Papillary Tumor of the Pineal Region: Diagnosis and Treatment

Abstract

In 2003, papillary tumor of the pineal region has been described as a distinct entity on the basis of a series of six cases with identical histological features. It is a rare neuroepithelial tumor of the pineal region, characterized by a papillary architecture and epithelial cytology, with immunopositivity for cytokeratins, and ultrastructural features suggesting ependymal differentiation. It stains for vimentin, S100 protein, NSE, MAP2, N-CAM, and TTR, while GFAP labeling is focal or absent. Possible origin from specialized ependymal cells of the subcommissural organ has been suggested. In 2007, the World Health Organization (WHO) formally recognized it as a distinct entity in the classification of tumors of the nervous system. A specific WHO grade has not been given but it has been suggested that the tumor corresponds to grade II or III. However, histological grading criteria remain to be defined. Papillary tumor of the pineal region manifests in both children and adults. Its biological behavior is variable. Clinically, it is characterized by progressive growth, frequent local recurrence (which has been reported in up to 70% of the patients), and rare spinal dissemination (which has been reported in up to 7% of the patients). The 5-year estimates for overall survival and progression-free survival have been evaluated in 73 and 27%, respectively.
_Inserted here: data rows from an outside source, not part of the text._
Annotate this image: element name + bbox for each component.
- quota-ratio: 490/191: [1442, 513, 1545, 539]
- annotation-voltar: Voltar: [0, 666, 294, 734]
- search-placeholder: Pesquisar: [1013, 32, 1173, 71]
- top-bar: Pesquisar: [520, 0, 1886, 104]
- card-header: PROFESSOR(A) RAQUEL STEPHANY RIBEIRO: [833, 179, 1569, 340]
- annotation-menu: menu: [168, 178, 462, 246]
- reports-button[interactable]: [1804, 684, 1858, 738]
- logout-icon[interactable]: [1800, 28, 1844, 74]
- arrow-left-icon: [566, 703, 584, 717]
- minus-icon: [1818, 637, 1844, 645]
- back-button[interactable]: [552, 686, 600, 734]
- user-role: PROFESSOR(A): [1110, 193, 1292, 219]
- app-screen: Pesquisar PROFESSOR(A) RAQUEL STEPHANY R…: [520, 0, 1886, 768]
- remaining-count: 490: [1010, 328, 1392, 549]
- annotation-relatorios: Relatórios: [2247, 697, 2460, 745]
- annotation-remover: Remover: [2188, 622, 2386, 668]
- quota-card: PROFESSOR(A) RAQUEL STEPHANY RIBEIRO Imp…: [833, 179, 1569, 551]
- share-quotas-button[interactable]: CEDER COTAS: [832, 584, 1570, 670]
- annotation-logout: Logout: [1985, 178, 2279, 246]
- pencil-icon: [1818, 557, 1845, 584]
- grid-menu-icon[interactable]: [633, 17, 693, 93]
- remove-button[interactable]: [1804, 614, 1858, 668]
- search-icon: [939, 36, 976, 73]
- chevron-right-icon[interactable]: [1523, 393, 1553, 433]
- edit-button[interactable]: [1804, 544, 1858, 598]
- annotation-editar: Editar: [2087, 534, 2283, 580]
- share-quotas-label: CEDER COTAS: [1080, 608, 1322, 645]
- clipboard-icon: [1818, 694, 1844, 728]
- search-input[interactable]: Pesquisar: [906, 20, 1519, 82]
At neuroimaging, the tumor appears as a well-circumscribed, contrast-enhancing pineal mass. At magnetic resonance imaging, a reliable finding seems to be the ­high-intensity signal on unenhanced T1-weighted images. When a mass of the posterior commissure or pineal region shows high-intensity signal on T1-weighted images, in the absence of fat, hemorrhage, melanin, or calcification, the diagnosis of a papillary tumor of the pineal region may be suggested so that specific immunohistochemical studies can be performed for a definitive diagnosis. Treatment of choice is surgery followed by irradiation, though the value of irradiation on disease progression is controversial. Incomplete resection and marked mitotic activity tend to be associated with recurrence and decreased survival.